Elizabeth Trent le miró fijamente, la boca entreabierta.

—Sí —dijo Pierce—, es cierto. He dado mi palabra.

—Pero ¿con quién?

—Con una dama francesa.

—¿Una dama francesa?

—Sí, me temo que así es, precisamente. Como usted comprende, me sentía muy desgraciado.

—Comprendo, señor —dijo secamente la joven, y volviéndose bruscamente siguió su camino.

Pierce permaneció de pie en la acera, procurando exhibir la actitud más abyecta posible, hasta que ella subió a su carruaje y se alejó. Luego, continuó caminando por Regent Street.

Quien lo hubiese observado atentamente, habría advertido que cuando llegó al final de la calle nada en su rostro o su porte indicaba el más mínimo remordimiento. Subió a un coche que le llevó a la calle del Molino de Viento, y allí entró en una casa de citas que era un conocido refugio de prostitutas, aunque uno de los establecimientos de mayor categoría en su tiempo.

En el vestíbulo tapizado de terciopelo la señorita Miriam dijo:

—Está arriba.

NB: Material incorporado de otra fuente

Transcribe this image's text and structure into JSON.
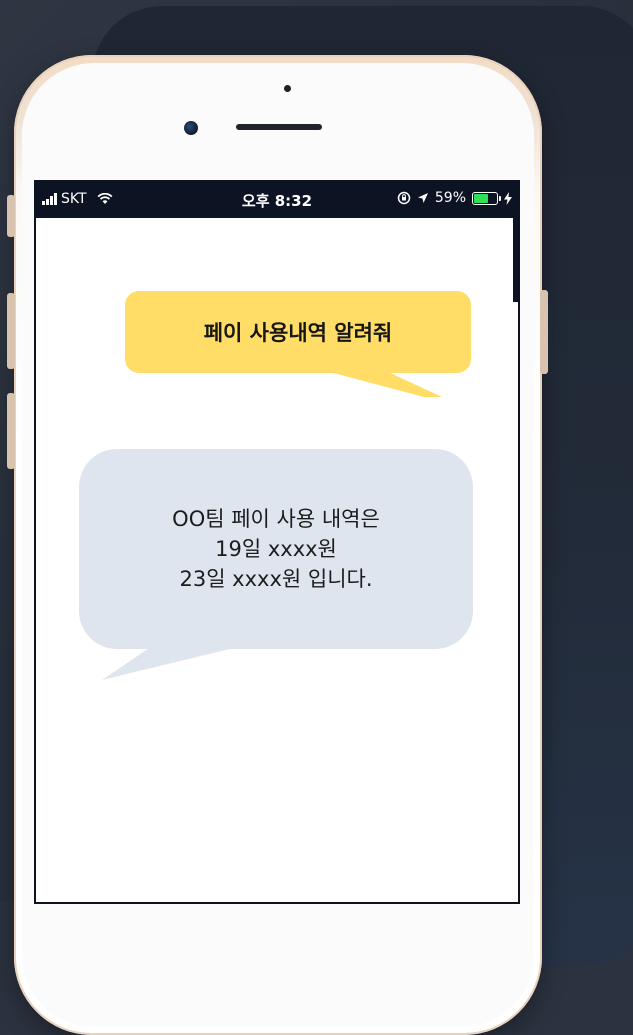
{
  "status_bar": {
    "carrier": "SKT",
    "time": "오후 8:32",
    "battery_percent": "59%",
    "battery_level": 0.59,
    "battery_color": "#2ee05a",
    "icons": [
      "signal-bars-icon",
      "wifi-icon",
      "orientation-lock-icon",
      "location-arrow-icon",
      "battery-icon",
      "charging-bolt-icon"
    ]
  },
  "chat": {
    "user_message": "페이 사용내역 알려줘",
    "reply_lines": [
      "OO팀 페이 사용 내역은",
      "19일 xxxx원",
      "23일 xxxx원 입니다."
    ]
  },
  "colors": {
    "user_bubble": "#ffdd66",
    "reply_bubble": "#dfe5ef",
    "status_bar_bg": "#0c1424"
  }
}
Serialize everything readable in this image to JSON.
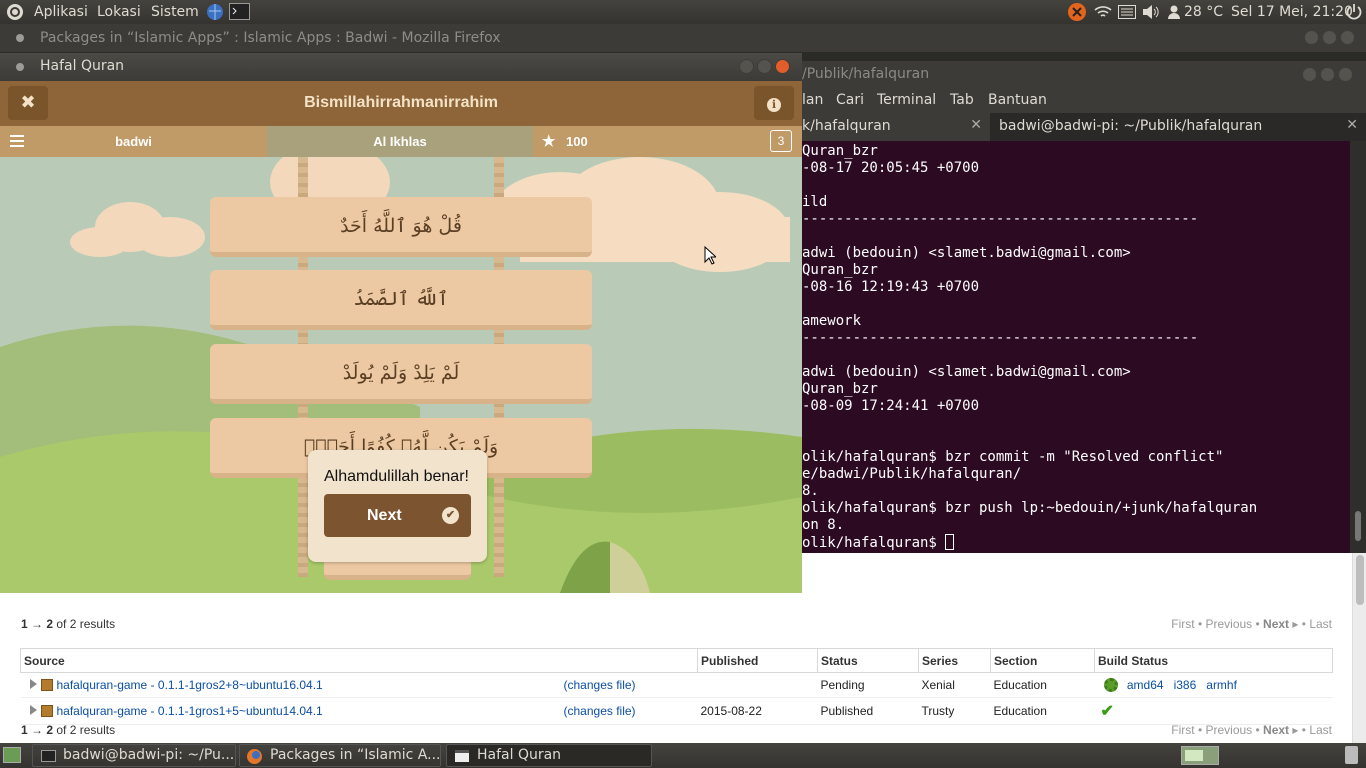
{
  "topbar": {
    "menus": [
      "Aplikasi",
      "Lokasi",
      "Sistem"
    ],
    "temperature": "28 °C",
    "clock": "Sel 17 Mei, 21:20"
  },
  "firefox": {
    "title": "Packages in “Islamic Apps” : Islamic Apps : Badwi - Mozilla Firefox"
  },
  "terminal": {
    "title": "/Publik/hafalquran",
    "menu": [
      "lan",
      "Cari",
      "Terminal",
      "Tab",
      "Bantuan"
    ],
    "tabs": [
      "k/hafalquran",
      "badwi@badwi-pi: ~/Publik/hafalquran"
    ],
    "lines": [
      "Quran_bzr",
      "-08-17 20:05:45 +0700",
      "",
      "ild",
      "-----------------------------------------------",
      "",
      "adwi (bedouin) <slamet.badwi@gmail.com>",
      "Quran_bzr",
      "-08-16 12:19:43 +0700",
      "",
      "amework",
      "-----------------------------------------------",
      "",
      "adwi (bedouin) <slamet.badwi@gmail.com>",
      "Quran_bzr",
      "-08-09 17:24:41 +0700",
      "",
      "",
      "olik/hafalquran$ bzr commit -m \"Resolved conflict\"",
      "e/badwi/Publik/hafalquran/",
      "8.",
      "olik/hafalquran$ bzr push lp:~bedouin/+junk/hafalquran",
      "on 8.",
      "olik/hafalquran$ "
    ]
  },
  "game": {
    "window_title": "Hafal Quran",
    "header_title": "Bismillahirrahmanirrahim",
    "close_glyph": "✖",
    "info_glyph": "ℹ",
    "user": "badwi",
    "surah": "Al Ikhlas",
    "score": "100",
    "level": "3",
    "verses": [
      "قُلْ هُوَ ٱللَّهُ أَحَدٌ",
      "ٱللَّهُ ٱلصَّمَدُ",
      "لَمْ يَلِدْ وَلَمْ يُولَدْ",
      "وَلَمْ يَكُن لَّهُۥ كُفُوًا أَحَدٌۢ"
    ],
    "popup_message": "Alhamdulillah benar!",
    "next_label": "Next"
  },
  "launchpad": {
    "results_top": {
      "from": "1",
      "to": "2",
      "suffix": " of 2 results"
    },
    "results_bottom": {
      "from": "1",
      "to": "2",
      "suffix": " of 2 results"
    },
    "pager": {
      "first": "First",
      "previous": "Previous",
      "next": "Next",
      "last": "Last"
    },
    "columns": [
      "Source",
      "",
      "Published",
      "Status",
      "Series",
      "Section",
      "Build Status"
    ],
    "rows": [
      {
        "source": "hafalquran-game - 0.1.1-1gros2+8~ubuntu16.04.1",
        "changes": "(changes file)",
        "published": "",
        "status": "Pending",
        "series": "Xenial",
        "section": "Education",
        "builds": [
          "amd64",
          "i386",
          "armhf"
        ]
      },
      {
        "source": "hafalquran-game - 0.1.1-1gros1+5~ubuntu14.04.1",
        "changes": "(changes file)",
        "published": "2015-08-22",
        "status": "Published",
        "series": "Trusty",
        "section": "Education",
        "builds": []
      }
    ]
  },
  "taskbar": {
    "tasks": [
      "badwi@badwi-pi: ~/Pu...",
      "Packages in “Islamic A...",
      "Hafal Quran"
    ]
  }
}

La tercera puerta a la derecha.

Pierce subió al primer piso y entró en una habitación, donde le esperaba Agar instalado en una silla.

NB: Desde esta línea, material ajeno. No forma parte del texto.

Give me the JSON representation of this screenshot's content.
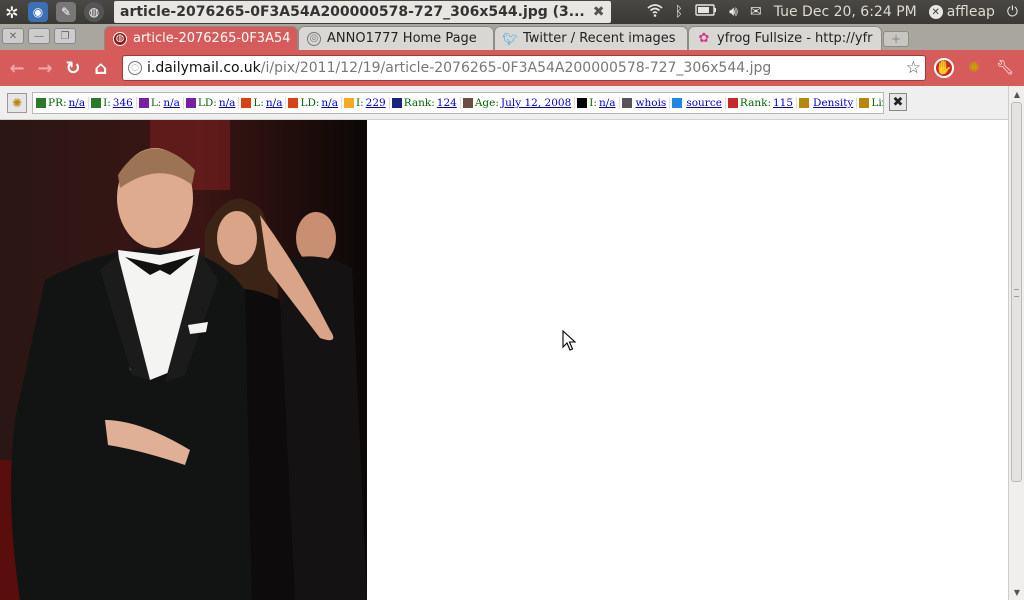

—Un poco tarde —dijo Agar—. ¿Dificultades?

—Me he encontrado con una antigua amistad.

Agar asintió distraídamente.

—¿Qué ha visto? —dijo Pierce.

—Había dos —dijo Agar—. Los dos le han seguido. Uno es un policía de civil, el otro iba vestido de marino. Le han seguido por toda la calle Harleigh, y han subido a un coche cuando usted se ha venido para el centro.

Pierce asintió.

—Les he visto en Regent Street.

—Probablemente ahora están ahí afuera —dijo Agar—. ¿Qué pasa con Willy?

—Creo que Willy está delatando —dijo Pierce.

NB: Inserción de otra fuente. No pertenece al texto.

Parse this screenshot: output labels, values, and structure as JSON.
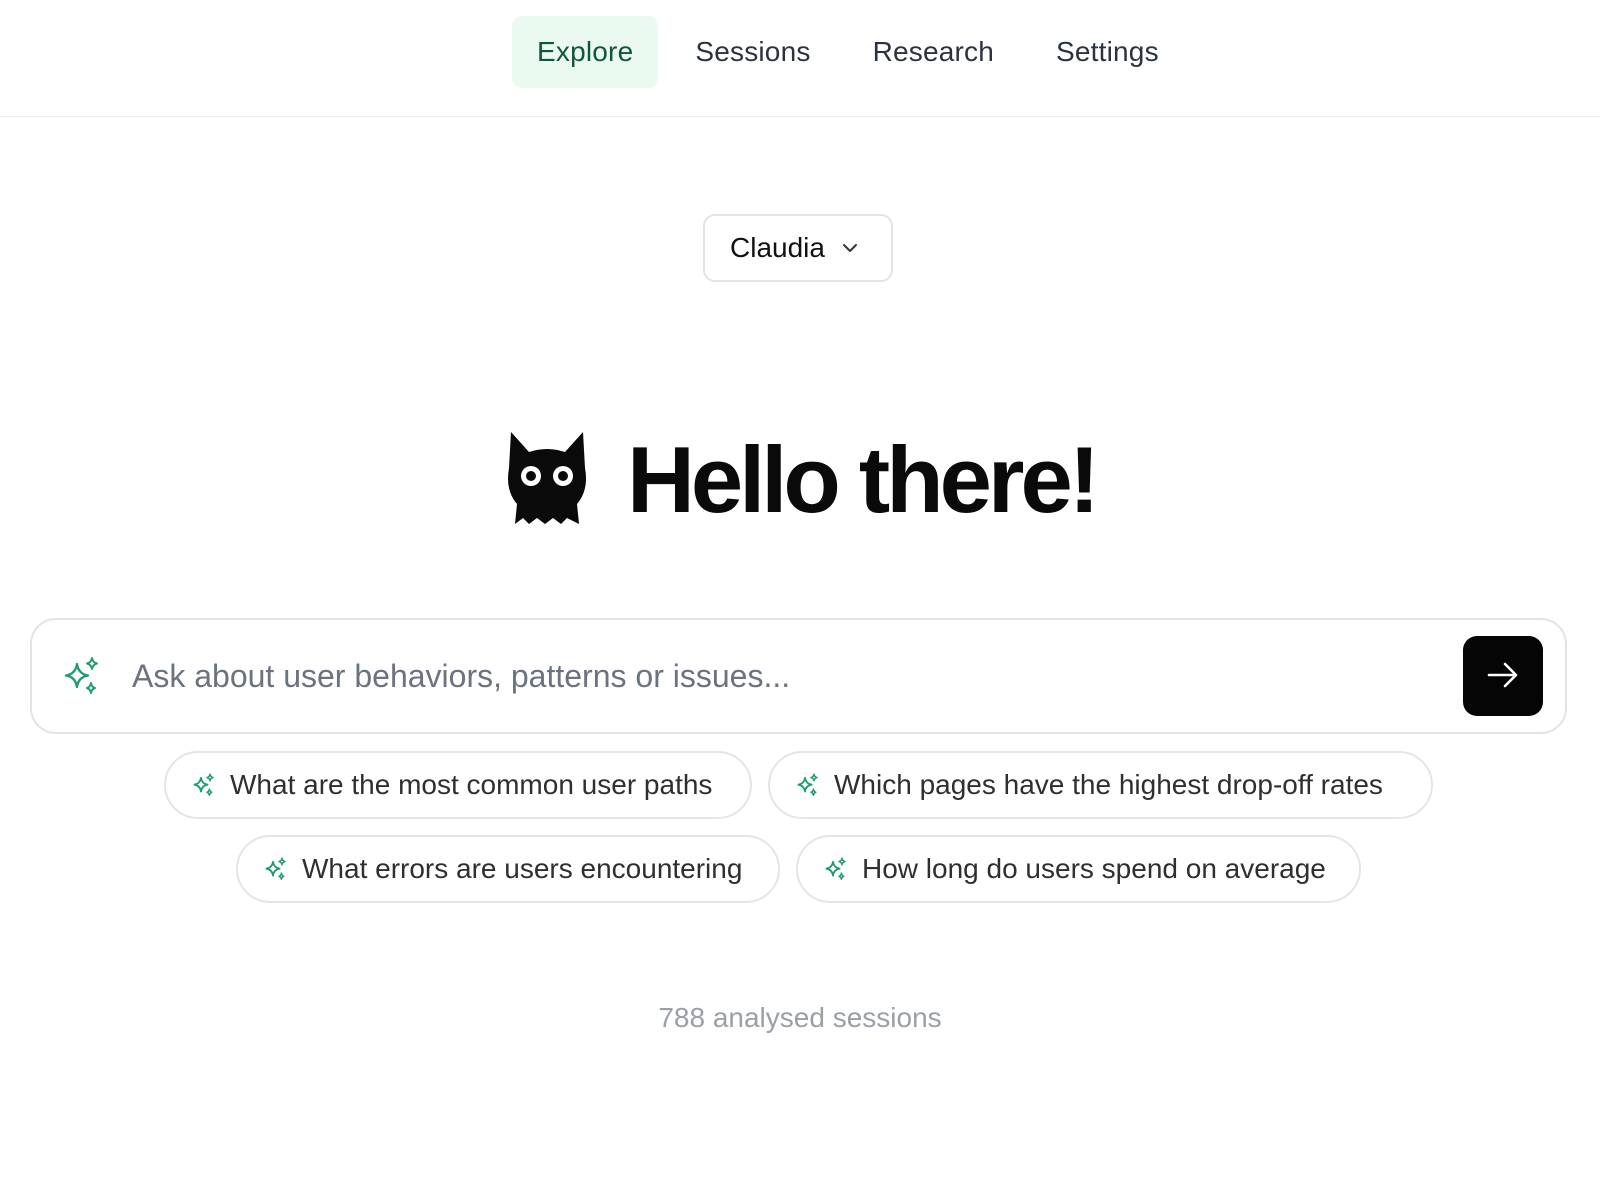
{
  "nav": {
    "tabs": [
      {
        "label": "Explore",
        "active": true
      },
      {
        "label": "Sessions",
        "active": false
      },
      {
        "label": "Research",
        "active": false
      },
      {
        "label": "Settings",
        "active": false
      }
    ]
  },
  "user_selector": {
    "value": "Claudia",
    "icon": "chevron-down-icon"
  },
  "hero": {
    "greeting": "Hello there!",
    "icon": "cat-mascot-icon"
  },
  "search": {
    "placeholder": "Ask about user behaviors, patterns or issues...",
    "value": "",
    "icon": "sparkles-icon",
    "submit_icon": "arrow-right-icon"
  },
  "suggestions": [
    {
      "label": "What are the most common user paths"
    },
    {
      "label": "Which pages have the highest drop-off rates"
    },
    {
      "label": "What errors are users encountering"
    },
    {
      "label": "How long do users spend on average"
    }
  ],
  "footer": {
    "sessions_text": "788 analysed sessions"
  },
  "colors": {
    "accent_green": "#1f9d6b",
    "active_tab_bg": "#eafaf1",
    "active_tab_text": "#11573a"
  }
}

—Seguramente ya ha cantado.

Pierce se encogió de hombros.

—¿Qué hacemos con Willy?

—Lo que se hace siempre con los que hablan.

—Lo despacharé —dijo Agar.

—No sé si será lo mejor —dijo Pierce—, pero no tendrá otra oportunidad de delatarnos.

—¿Qué va a hacer con esos dos policías?

—Por el momento nada —dijo Pierce—. Tengo que pensar un poco —se arrellanó en el asiento, encendió un cigarro, y fumó en silencio.

El robo debía realizarse cinco días después, y la policía estaba siguiéndole los pasos. Si Willy había cantado, con toda su voz, la policía debía saber que la banda de Pierce había entrado en las oficinas de la Terminal del Puente de Londres.

—Necesito preparar otro golpe —dijo, los ojos fijos en el techo—. Algo muy llamativo que los miltonianos descubran —contempló la ascensión del humo de su cigarro, y frunció el ceño.